Acredito que sim, porque não creio que haja alguém que
não queira que Luanda seja uma cidade com qualidade, porque, neste momento, não
tem qualidade. Não há ninguém que viva aqui que tenha qualidade de vida, e para
que tal aconteça é preciso que haja o cumprimento deste plano.
Acredita que haverá, por exemplo coragem para
destruir-se edifícios recém-construídos?
O que é preciso é responder a esta pergunta. O que é
que nós queremos? Se queremos realmente Luanda como uma cidade com qualidade de
vida, terá de haver esta coragem. Tem havido coragem para destruir bairros como
a Chicala, por exemplo. Temos muitos exemplos de zonas onde as pessoas tiveram
de ser desalojadas. Essa atitude deve ser a mesma em relação ao que estiver a
obstruir as necessidades básicas deste plano directório.
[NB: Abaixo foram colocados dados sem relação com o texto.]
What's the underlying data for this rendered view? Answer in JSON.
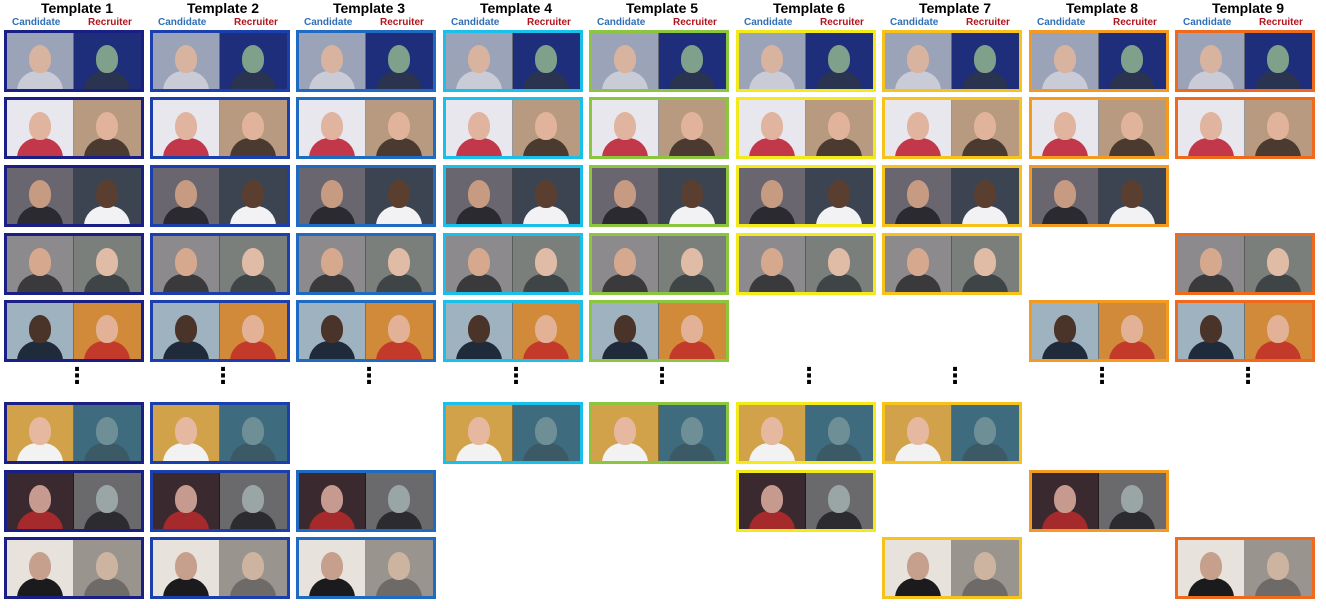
{
  "labels": {
    "candidate": "Candidate",
    "recruiter": "Recruiter",
    "ellipsis": "⋮"
  },
  "templates": [
    {
      "title": "Template 1",
      "color": "#1a1f86",
      "rows": [
        true,
        true,
        true,
        true,
        true,
        true,
        true,
        true
      ]
    },
    {
      "title": "Template 2",
      "color": "#1c3fae",
      "rows": [
        true,
        true,
        true,
        true,
        true,
        true,
        true,
        true
      ]
    },
    {
      "title": "Template 3",
      "color": "#1f6bc2",
      "rows": [
        true,
        true,
        true,
        true,
        true,
        false,
        true,
        true
      ]
    },
    {
      "title": "Template 4",
      "color": "#18c0ea",
      "rows": [
        true,
        true,
        true,
        true,
        true,
        true,
        false,
        false
      ]
    },
    {
      "title": "Template 5",
      "color": "#8cc63f",
      "rows": [
        true,
        true,
        true,
        true,
        true,
        true,
        false,
        false
      ]
    },
    {
      "title": "Template 6",
      "color": "#f2ea1a",
      "rows": [
        true,
        true,
        true,
        true,
        false,
        true,
        true,
        false
      ]
    },
    {
      "title": "Template 7",
      "color": "#f7c21b",
      "rows": [
        true,
        true,
        true,
        true,
        false,
        true,
        false,
        true
      ]
    },
    {
      "title": "Template 8",
      "color": "#f39a21",
      "rows": [
        true,
        true,
        true,
        false,
        true,
        false,
        true,
        false
      ]
    },
    {
      "title": "Template 9",
      "color": "#ef6a1c",
      "rows": [
        true,
        true,
        false,
        true,
        true,
        false,
        false,
        true
      ]
    }
  ],
  "videos": [
    {
      "c_bg": "#9aa3b8",
      "c_skin": "#d8b3a0",
      "c_shirt": "#c9ccd6",
      "r_bg": "#1f2e7a",
      "r_skin": "#7fa08a",
      "r_shirt": "#2a3350"
    },
    {
      "c_bg": "#e9e7ee",
      "c_skin": "#e0b49e",
      "c_shirt": "#c2374a",
      "r_bg": "#b79a7f",
      "r_skin": "#e1b39a",
      "r_shirt": "#4a3a30"
    },
    {
      "c_bg": "#6a6670",
      "c_skin": "#c79a82",
      "c_shirt": "#2b2a30",
      "r_bg": "#3c4452",
      "r_skin": "#5a3f30",
      "r_shirt": "#f2f2f4"
    },
    {
      "c_bg": "#8d8a8d",
      "c_skin": "#d6a98f",
      "c_shirt": "#3a3a3c",
      "r_bg": "#7a7f7c",
      "r_skin": "#e0bba5",
      "r_shirt": "#3f4446"
    },
    {
      "c_bg": "#9fb2c0",
      "c_skin": "#4a3328",
      "c_shirt": "#1f2a3a",
      "r_bg": "#d08a3a",
      "r_skin": "#e2b196",
      "r_shirt": "#c43a2a"
    },
    {
      "c_bg": "#d2a24a",
      "c_skin": "#e7b8a0",
      "c_shirt": "#f2f2f2",
      "r_bg": "#3f6b7e",
      "r_skin": "#6f8f97",
      "r_shirt": "#3b5a66"
    },
    {
      "c_bg": "#3a2a2f",
      "c_skin": "#c79a90",
      "c_shirt": "#a62a2c",
      "r_bg": "#6a6a6d",
      "r_skin": "#9aa6a6",
      "r_shirt": "#2c2c30"
    },
    {
      "c_bg": "#e8e2dc",
      "c_skin": "#c6a08c",
      "c_shirt": "#1b1b1d",
      "r_bg": "#9a948f",
      "r_skin": "#cdb4a0",
      "r_shirt": "#6d6a68"
    }
  ]
}
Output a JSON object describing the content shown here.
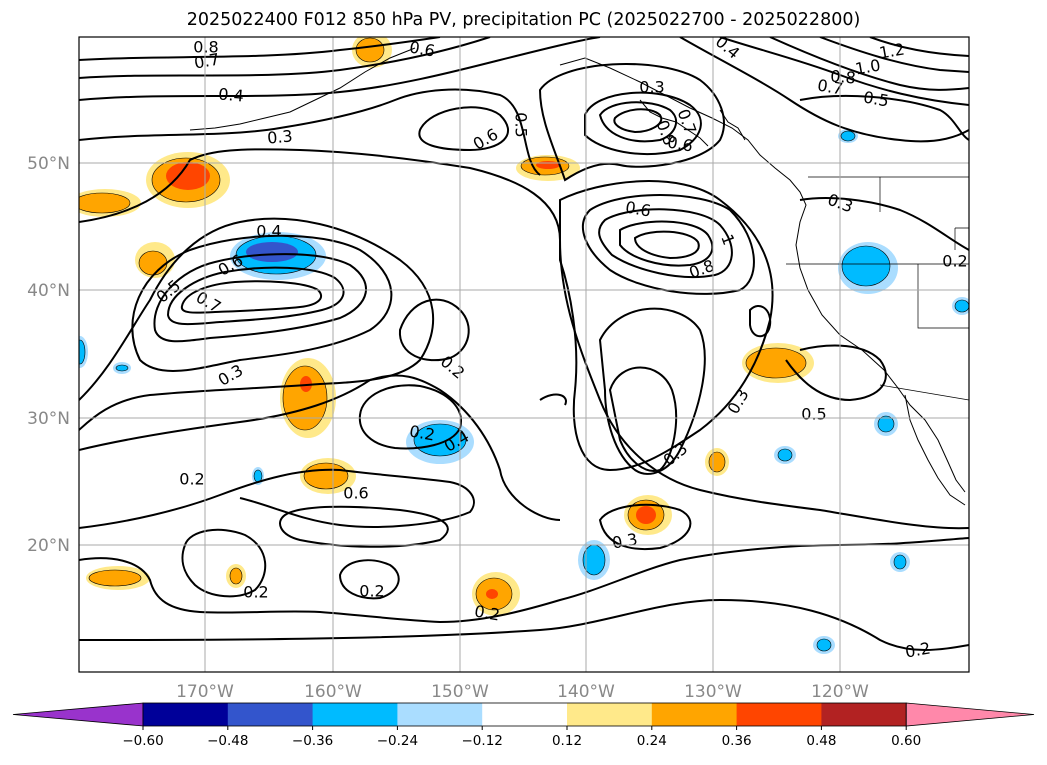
{
  "title": "2025022400 F012 850 hPa PV, precipitation PC (2025022700 - 2025022800)",
  "lon_labels": [
    "170°W",
    "160°W",
    "150°W",
    "140°W",
    "130°W",
    "120°W"
  ],
  "lat_labels": [
    "50°N",
    "40°N",
    "30°N",
    "20°N"
  ],
  "contour_labels": [
    "0.8",
    "0.7",
    "0.4",
    "0.6",
    "1.2",
    "1.0",
    "0.8",
    "0.7",
    "0.5",
    "0.4",
    "0.3",
    "0.5",
    "0.6",
    "0.3",
    "0.8",
    "0.6",
    "0.7",
    "0.3",
    "0.2",
    "0.4",
    "0.6",
    "0.5",
    "0.7",
    "0.6",
    "0.8",
    "1",
    "0.3",
    "0.2",
    "0.4",
    "0.3",
    "0.5",
    "0.3",
    "0.6",
    "0.2",
    "0.3",
    "0.2",
    "0.2",
    "0.2",
    "0.2",
    "0.2"
  ],
  "colorbar": {
    "colors": [
      "#9933cc",
      "#000099",
      "#3355cc",
      "#00bbff",
      "#aaddff",
      "#ffffff",
      "#ffe98a",
      "#ffa500",
      "#ff4500",
      "#b22222",
      "#ff88aa"
    ],
    "tick_labels": [
      "−0.60",
      "−0.48",
      "−0.36",
      "−0.24",
      "−0.12",
      "0.12",
      "0.24",
      "0.36",
      "0.48",
      "0.60"
    ]
  },
  "shading_colors": {
    "neg_light": "#aaddff",
    "neg_mid": "#00bbff",
    "neg_strong": "#3355cc",
    "pos_light": "#ffe98a",
    "pos_mid": "#ffa500",
    "pos_strong": "#ff4500"
  }
}
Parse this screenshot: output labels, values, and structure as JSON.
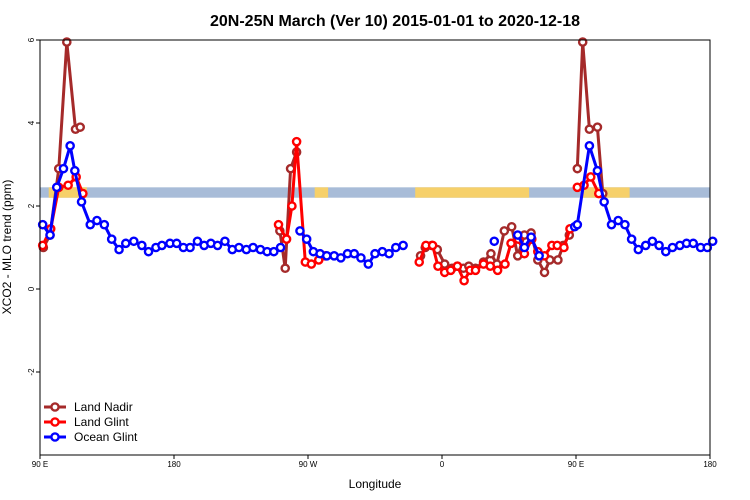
{
  "chart_data": {
    "type": "line",
    "title": "20N-25N March (Ver 10)   2015-01-01 to 2020-12-18",
    "xlabel": "Longitude",
    "ylabel": "XCO2 - MLO trend (ppm)",
    "xlim": [
      0,
      100
    ],
    "ylim": [
      -4,
      6
    ],
    "x_ticks": [
      {
        "value": 0,
        "label": "90 E"
      },
      {
        "value": 20,
        "label": "180"
      },
      {
        "value": 40,
        "label": "90 W"
      },
      {
        "value": 60,
        "label": "0"
      },
      {
        "value": 80,
        "label": "90 E"
      },
      {
        "value": 100,
        "label": "180"
      }
    ],
    "y_ticks": [
      {
        "value": -2,
        "label": "-2"
      },
      {
        "value": 0,
        "label": "0"
      },
      {
        "value": 2,
        "label": "2"
      },
      {
        "value": 4,
        "label": "4"
      },
      {
        "value": 6,
        "label": "6"
      }
    ],
    "latitude_band": {
      "y_range": [
        2.2,
        2.45
      ],
      "ocean_color": "#a8bcd8",
      "land_color": "#f6d06a",
      "land_segments": [
        [
          1.3,
          7.0
        ],
        [
          41.0,
          43.0
        ],
        [
          56.0,
          73.0
        ],
        [
          81.0,
          88.0
        ]
      ]
    },
    "legend": {
      "position": "bottom-left"
    },
    "series": [
      {
        "name": "Land Nadir",
        "color": "#a52a2a",
        "segments": [
          {
            "x": [
              0.5,
              1.5,
              2.8,
              4.0,
              5.3,
              6.0
            ],
            "y": [
              1.0,
              1.3,
              2.9,
              5.95,
              3.85,
              3.9
            ]
          },
          {
            "x": [
              35.8,
              36.6,
              37.4,
              38.3
            ],
            "y": [
              1.4,
              0.5,
              2.9,
              3.3
            ]
          },
          {
            "x": [
              56.8,
              57.5,
              58.5,
              59.3,
              60.4,
              61.5,
              62.3,
              63.2,
              64.0,
              65.0,
              66.2,
              67.3,
              68.2,
              69.3,
              70.4,
              71.3,
              72.3,
              73.3,
              74.3,
              75.3,
              76.1,
              77.3,
              78.1,
              79.0
            ],
            "y": [
              0.8,
              1.0,
              1.05,
              0.95,
              0.6,
              0.5,
              0.55,
              0.5,
              0.55,
              0.5,
              0.65,
              0.85,
              0.6,
              1.4,
              1.5,
              0.8,
              1.3,
              1.35,
              0.7,
              0.4,
              0.7,
              0.7,
              1.05,
              1.3
            ]
          },
          {
            "x": [
              80.2,
              81.0,
              82.0,
              83.2,
              84.0
            ],
            "y": [
              2.9,
              5.95,
              3.85,
              3.9,
              2.3
            ]
          }
        ]
      },
      {
        "name": "Land Glint",
        "color": "#ff0000",
        "segments": [
          {
            "x": [
              0.4,
              1.6,
              2.8,
              4.2,
              5.4,
              6.4
            ],
            "y": [
              1.05,
              1.45,
              2.45,
              2.5,
              2.7,
              2.3
            ]
          },
          {
            "x": [
              35.6,
              36.8,
              37.6,
              38.3,
              39.6,
              40.5,
              41.6,
              42.6
            ],
            "y": [
              1.55,
              1.2,
              2.0,
              3.55,
              0.65,
              0.6,
              0.7,
              0.8
            ]
          },
          {
            "x": [
              56.6,
              57.6,
              58.6,
              59.4,
              60.4,
              61.3,
              62.3,
              63.3,
              64.2,
              65.0,
              66.2,
              67.2,
              68.3,
              69.4,
              70.3,
              71.4,
              72.3,
              73.4,
              74.3,
              75.3,
              76.4,
              77.2,
              78.2,
              79.1
            ],
            "y": [
              0.65,
              1.05,
              1.05,
              0.55,
              0.4,
              0.45,
              0.55,
              0.2,
              0.45,
              0.45,
              0.6,
              0.55,
              0.45,
              0.6,
              1.1,
              1.2,
              0.85,
              1.2,
              0.9,
              0.8,
              1.05,
              1.05,
              1.0,
              1.45
            ]
          },
          {
            "x": [
              80.2,
              81.2,
              82.2,
              83.4
            ],
            "y": [
              2.45,
              2.5,
              2.7,
              2.3
            ]
          }
        ]
      },
      {
        "name": "Ocean Glint",
        "color": "#0000ff",
        "segments": [
          {
            "x": [
              0.4,
              1.5,
              2.5,
              3.5,
              4.5,
              5.2,
              6.2,
              7.5,
              8.5,
              9.6,
              10.7,
              11.8,
              12.8,
              14.0,
              15.2,
              16.2,
              17.3,
              18.2,
              19.4,
              20.4,
              21.4,
              22.4,
              23.5,
              24.5,
              25.5,
              26.5,
              27.6,
              28.7,
              29.7,
              30.8,
              31.8,
              32.9,
              33.9,
              34.9,
              35.9
            ],
            "y": [
              1.55,
              1.3,
              2.45,
              2.9,
              3.45,
              2.85,
              2.1,
              1.55,
              1.65,
              1.55,
              1.2,
              0.95,
              1.1,
              1.15,
              1.05,
              0.9,
              1.0,
              1.05,
              1.1,
              1.1,
              1.0,
              1.0,
              1.15,
              1.05,
              1.1,
              1.05,
              1.15,
              0.95,
              1.0,
              0.95,
              1.0,
              0.95,
              0.9,
              0.9,
              1.0
            ]
          },
          {
            "x": [
              38.8,
              39.8,
              40.8,
              41.8,
              42.8,
              43.9,
              44.9,
              45.9,
              46.9,
              47.9,
              49.0,
              50.0,
              51.1,
              52.1,
              53.1,
              54.2
            ],
            "y": [
              1.4,
              1.2,
              0.9,
              0.85,
              0.8,
              0.8,
              0.75,
              0.85,
              0.85,
              0.75,
              0.6,
              0.85,
              0.9,
              0.85,
              1.0,
              1.05
            ]
          },
          {
            "x": [
              67.8
            ],
            "y": [
              1.15
            ]
          },
          {
            "x": [
              71.3,
              72.3,
              73.3,
              74.5
            ],
            "y": [
              1.3,
              1.0,
              1.25,
              0.8
            ]
          },
          {
            "x": [
              79.8,
              80.2,
              82.0,
              83.2,
              84.2,
              85.3,
              86.3,
              87.3,
              88.3,
              89.3,
              90.4,
              91.4,
              92.4,
              93.4,
              94.4,
              95.5,
              96.5,
              97.5,
              98.6,
              99.6,
              100.4
            ],
            "y": [
              1.5,
              1.55,
              3.45,
              2.85,
              2.1,
              1.55,
              1.65,
              1.55,
              1.2,
              0.95,
              1.05,
              1.15,
              1.05,
              0.9,
              1.0,
              1.05,
              1.1,
              1.1,
              1.0,
              1.0,
              1.15
            ]
          }
        ]
      }
    ]
  }
}
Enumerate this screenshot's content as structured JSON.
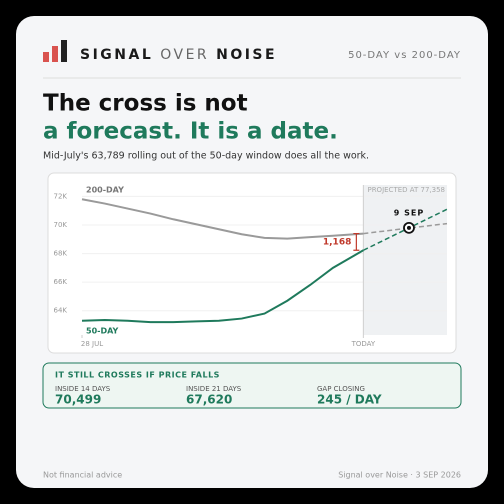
{
  "header": {
    "brand": [
      "SIGNAL",
      "OVER",
      "NOISE"
    ],
    "right": "50-DAY vs 200-DAY"
  },
  "headline": [
    "The cross is not",
    "a forecast. It is a date."
  ],
  "subtitle": "Mid-July's 63,789 rolling out of the 50-day window does all the work.",
  "chart_data": {
    "type": "line",
    "x": [
      0,
      3,
      6,
      9,
      12,
      15,
      18,
      21,
      24,
      27,
      30,
      33,
      37
    ],
    "xlim": [
      0,
      48
    ],
    "xticks": [
      {
        "value": 0,
        "label": "28 JUL"
      },
      {
        "value": 37,
        "label": "TODAY"
      }
    ],
    "ylim": [
      62300,
      72800
    ],
    "yticks": [
      {
        "value": 64000,
        "label": "64K"
      },
      {
        "value": 66000,
        "label": "66K"
      },
      {
        "value": 68000,
        "label": "68K"
      },
      {
        "value": 70000,
        "label": "70K"
      },
      {
        "value": 72000,
        "label": "72K"
      }
    ],
    "grid": true,
    "series": [
      {
        "name": "200-DAY",
        "color": "#9a9a9a",
        "values": [
          71800,
          71500,
          71150,
          70800,
          70400,
          70050,
          69700,
          69350,
          69100,
          69050,
          69150,
          69250,
          69400
        ],
        "projection": {
          "x": [
            37,
            48
          ],
          "values": [
            69400,
            70100
          ]
        }
      },
      {
        "name": "50-DAY",
        "color": "#1f7a5c",
        "values": [
          63300,
          63350,
          63300,
          63200,
          63200,
          63250,
          63300,
          63450,
          63800,
          64700,
          65800,
          67000,
          68232
        ],
        "projection": {
          "x": [
            37,
            48
          ],
          "values": [
            68232,
            71100
          ]
        }
      }
    ],
    "gap": {
      "value": 1168,
      "label": "1,168",
      "color": "#c0392b"
    },
    "cross": {
      "x": 43,
      "value": 69800,
      "label": "9 SEP"
    },
    "projection_note": "PROJECTED AT 77,358"
  },
  "stats": {
    "title": "IT STILL CROSSES IF PRICE FALLS",
    "items": [
      {
        "label": "INSIDE 14 DAYS",
        "value": "70,499"
      },
      {
        "label": "INSIDE 21 DAYS",
        "value": "67,620"
      },
      {
        "label": "GAP CLOSING",
        "value": "245 / DAY"
      }
    ]
  },
  "footer": {
    "left": "Not financial advice",
    "right": "Signal over Noise · 3 SEP 2026"
  }
}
Se o plano directório não estiver pronto nos próximos
dois anos, e se Luanda continuar (como se prevê) a crescer, que cidade teremos?
Sou de opinião de que, a partir do momento em que se
decidir fazer um plano directório, se deveria suspender novas construções, caso
contrário, vamos aumentar os problemas e depois seria necessário fazer-se outro
plano directório. O que está em curso pode continuar, mas novas construções
devem ser suspensas.
Foi ministro das Obras Públicas no primeiro Governo
nacional depois da independência. Sente que cometeu alguma falha que tenha
contribuído para os problemas actuais da cidade de Luanda?
Quando estive no Governo, exactamente a seguir à
independência, os problemas eram completamente diferentes. Luanda estava
despovoada. Via-se um carro de vez em quando. À medida que se foi avançando no
tempo, as populações da periferia começaram a entrar para a cidade e, nesta
altura, deveria ter havido alguns cuidados em termos disciplinares e de
regulamentação como existiu, por exemplo, em Moçambique. Nós, aqui, não
tivemos. Nisso, posso considerar-me também responsável, embora, pessoalmente,
tenha lutado contra essa forma de evolução que se estava a assistir.
Os projectos das centralidades ao redor do centro da
cidade não resolveriam o problema de Luanda?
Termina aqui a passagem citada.